Como em todos os momentos em que novos
"espectros" rondam o mundo conhecido, há nele muitas reações: segurar
as rédeas com mais força, nostalgia de quem passou de protagonista a figurante,
histeria de quem se sente ameaçado, esperança de quem ainda crê na renovação
das estruturas, oportunismos variados.
Mas há uma diferença: hoje, são poucos
os entes políticos capazes de metabolizar a força tornada presente, pois a
estagnação já atinge muitos grupos e em grau avançado.
Tenho a esperança de que, no Brasil,
consigamos viver a transição civilizatória --que já se iniciou-- com
alternativas menos conflituosas que levem mais à renovação do que à ruptura, embora
saiba que uma combinação de ambas é inevitável e necessária.

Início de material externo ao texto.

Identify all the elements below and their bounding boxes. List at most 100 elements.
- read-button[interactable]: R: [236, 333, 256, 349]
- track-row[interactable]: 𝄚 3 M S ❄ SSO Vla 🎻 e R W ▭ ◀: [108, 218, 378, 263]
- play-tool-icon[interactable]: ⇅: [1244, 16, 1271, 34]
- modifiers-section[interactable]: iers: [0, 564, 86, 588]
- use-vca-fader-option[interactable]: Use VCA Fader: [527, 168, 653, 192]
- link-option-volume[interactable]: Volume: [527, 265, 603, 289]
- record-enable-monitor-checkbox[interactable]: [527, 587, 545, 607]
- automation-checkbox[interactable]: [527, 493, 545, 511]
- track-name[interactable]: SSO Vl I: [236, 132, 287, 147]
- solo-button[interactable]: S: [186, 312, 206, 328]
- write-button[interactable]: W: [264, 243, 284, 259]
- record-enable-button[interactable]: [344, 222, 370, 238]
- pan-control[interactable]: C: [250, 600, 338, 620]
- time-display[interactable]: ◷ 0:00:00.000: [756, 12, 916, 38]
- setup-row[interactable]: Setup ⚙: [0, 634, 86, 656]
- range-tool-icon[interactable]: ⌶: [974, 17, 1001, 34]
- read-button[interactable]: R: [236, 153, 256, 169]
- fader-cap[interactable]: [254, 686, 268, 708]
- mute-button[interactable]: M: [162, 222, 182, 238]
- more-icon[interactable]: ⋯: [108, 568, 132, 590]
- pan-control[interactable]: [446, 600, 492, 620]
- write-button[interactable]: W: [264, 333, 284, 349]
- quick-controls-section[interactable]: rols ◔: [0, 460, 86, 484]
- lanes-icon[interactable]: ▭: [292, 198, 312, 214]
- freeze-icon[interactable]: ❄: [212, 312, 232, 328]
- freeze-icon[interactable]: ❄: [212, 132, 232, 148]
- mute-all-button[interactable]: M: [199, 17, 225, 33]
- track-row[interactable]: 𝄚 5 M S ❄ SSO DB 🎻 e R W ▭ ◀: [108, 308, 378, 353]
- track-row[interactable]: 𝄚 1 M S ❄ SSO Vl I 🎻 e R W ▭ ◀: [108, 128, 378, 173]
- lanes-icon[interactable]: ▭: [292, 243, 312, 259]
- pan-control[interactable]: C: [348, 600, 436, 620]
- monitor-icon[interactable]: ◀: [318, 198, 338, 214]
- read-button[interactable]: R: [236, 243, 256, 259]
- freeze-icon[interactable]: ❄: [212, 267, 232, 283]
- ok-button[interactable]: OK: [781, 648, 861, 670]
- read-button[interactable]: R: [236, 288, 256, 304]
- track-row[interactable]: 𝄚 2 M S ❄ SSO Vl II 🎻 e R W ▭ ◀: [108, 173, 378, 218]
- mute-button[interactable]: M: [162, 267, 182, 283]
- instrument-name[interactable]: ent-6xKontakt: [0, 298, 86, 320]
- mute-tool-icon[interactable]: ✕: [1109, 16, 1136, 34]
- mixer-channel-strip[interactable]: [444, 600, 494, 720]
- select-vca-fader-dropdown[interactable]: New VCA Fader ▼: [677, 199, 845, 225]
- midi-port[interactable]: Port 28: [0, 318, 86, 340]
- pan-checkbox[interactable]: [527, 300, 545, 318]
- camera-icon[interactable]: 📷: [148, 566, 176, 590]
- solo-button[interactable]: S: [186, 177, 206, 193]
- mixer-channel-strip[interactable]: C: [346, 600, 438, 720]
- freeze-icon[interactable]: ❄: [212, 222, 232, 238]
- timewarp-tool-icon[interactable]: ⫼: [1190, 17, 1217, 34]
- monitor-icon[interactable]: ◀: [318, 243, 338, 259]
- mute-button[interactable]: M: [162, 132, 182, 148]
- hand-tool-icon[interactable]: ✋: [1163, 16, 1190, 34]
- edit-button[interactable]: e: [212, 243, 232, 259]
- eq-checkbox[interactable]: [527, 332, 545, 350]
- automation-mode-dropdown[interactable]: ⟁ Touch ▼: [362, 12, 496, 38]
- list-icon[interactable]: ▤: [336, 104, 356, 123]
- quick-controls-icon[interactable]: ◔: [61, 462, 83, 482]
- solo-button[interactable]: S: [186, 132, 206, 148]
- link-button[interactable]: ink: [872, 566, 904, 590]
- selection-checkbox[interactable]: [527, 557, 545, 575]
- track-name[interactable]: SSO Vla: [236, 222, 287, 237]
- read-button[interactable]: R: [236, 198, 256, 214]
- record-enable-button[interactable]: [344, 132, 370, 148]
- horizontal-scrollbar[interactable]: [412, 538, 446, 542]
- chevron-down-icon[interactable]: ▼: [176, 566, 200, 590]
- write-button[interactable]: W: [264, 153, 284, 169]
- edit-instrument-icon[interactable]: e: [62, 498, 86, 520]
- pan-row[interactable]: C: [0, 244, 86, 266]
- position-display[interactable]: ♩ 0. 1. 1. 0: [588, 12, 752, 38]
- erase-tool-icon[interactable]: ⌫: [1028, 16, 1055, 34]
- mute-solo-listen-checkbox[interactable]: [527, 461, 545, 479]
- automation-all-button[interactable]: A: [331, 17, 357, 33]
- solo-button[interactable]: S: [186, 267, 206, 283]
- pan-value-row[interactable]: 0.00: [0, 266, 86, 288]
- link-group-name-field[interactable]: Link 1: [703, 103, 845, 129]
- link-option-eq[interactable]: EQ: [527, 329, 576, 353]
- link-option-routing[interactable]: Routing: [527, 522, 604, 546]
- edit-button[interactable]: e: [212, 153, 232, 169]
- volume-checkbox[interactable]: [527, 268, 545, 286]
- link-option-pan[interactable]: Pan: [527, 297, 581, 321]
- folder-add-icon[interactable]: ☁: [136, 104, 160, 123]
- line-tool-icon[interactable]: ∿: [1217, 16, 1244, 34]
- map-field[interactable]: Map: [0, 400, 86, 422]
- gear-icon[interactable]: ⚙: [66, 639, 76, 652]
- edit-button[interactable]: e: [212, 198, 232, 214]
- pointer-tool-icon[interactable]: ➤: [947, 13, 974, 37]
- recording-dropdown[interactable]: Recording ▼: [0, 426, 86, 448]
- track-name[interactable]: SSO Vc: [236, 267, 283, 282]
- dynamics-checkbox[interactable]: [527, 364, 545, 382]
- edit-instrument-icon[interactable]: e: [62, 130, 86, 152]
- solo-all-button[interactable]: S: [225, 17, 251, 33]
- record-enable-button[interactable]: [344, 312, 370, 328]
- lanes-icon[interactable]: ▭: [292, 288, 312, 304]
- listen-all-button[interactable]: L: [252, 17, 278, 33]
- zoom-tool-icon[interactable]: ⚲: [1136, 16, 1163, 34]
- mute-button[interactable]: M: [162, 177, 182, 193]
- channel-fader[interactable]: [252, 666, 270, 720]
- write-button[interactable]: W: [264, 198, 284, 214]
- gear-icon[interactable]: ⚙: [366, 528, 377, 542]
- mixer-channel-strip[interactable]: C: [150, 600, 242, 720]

Quando vejo os caciques políticos
chamando os índios para aparecer na foto, lamento, pois vejo a repetição
neurótica sob a gesticulação nervosa que oculta a ausência do gesto. Quando
vejo a altivez indígena recusando a manipulação, alegro-me com a força moral e
ética de sua causa traduzida em ato.
O movimento oceânico que nos ronda pode
parecer inconsciente para alguns, mas é consciente para si mesmo.
Marina Silva, ex-senadora, foi ministra do Meio
Ambiente no governo Lula e candidata ao Planalto em 2010. Escreve às sextas na
versão impressa da Página A2.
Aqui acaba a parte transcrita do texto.